Suspendierte Schüler: Datenschutz darf Informationsaustausch nicht behindern

Pressestelle - Salzburg

15. Juni 2026

Mehr Ressourcen für Schulsozialarbeit & Co. notwendig

Wenn sie suspendierte Schüler aufnehmen, erhalten Schulen wenig bis keine Informationen über die Hintergründe der Suspendierung, das kritisiert die Gewerkschaft der Pflichtschullehrer. Die Bildungsdirektion verweist auf den Datenschutz. Zudem solle so Stigmatisierung verhindert werden. Die KPÖ fordert einen besseren Informationsaustausch. „Nach einer Suspendierung ist am wichtigsten, dass die betroffenen Kinder in der neuen Schule gut ankommen. Dabei müssen sie begleitet werden, damit sie nicht wieder in alte Muster fallen. Hier braucht es die Zusammenarbeit von Eltern, Schulen und Kindern sowie – wenn nötig – der Kinder- und Jugendhilfe. Die Bildungsdirektion darf sich hier nicht hinter dem Datenschutz verstecken“, sagt KPÖ-Klubobfrau Natalie Hangöbl, selbst Lehrerin an einer Mittelschule.

Mehr Ressourcen notwendig
Die Einrichtung von Fallkonferenzen, die der Bund ab Herbst plant, soll das Problem lösen.
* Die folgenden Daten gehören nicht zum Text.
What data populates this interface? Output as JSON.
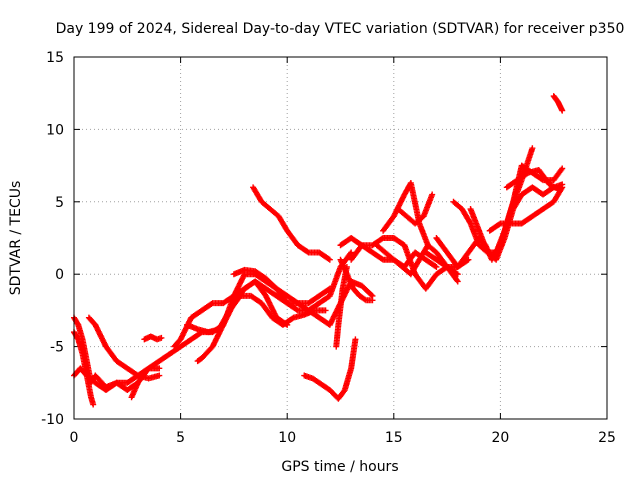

Dafür braucht es entsprechende Ressourcen. „Ob Fallkonferenzen erfolgreich sein können, hängt davon ab, wie viel Personal bereitgestellt wird. Eine gute Suspendierungsbegleitung scheitert derzeit an fehlender Schulsozialarbeit, Psychotherapie und daran, dass die überlastete Kinder- und Jugendhilfe nicht eingreifen kann“, sagt Hangöbl.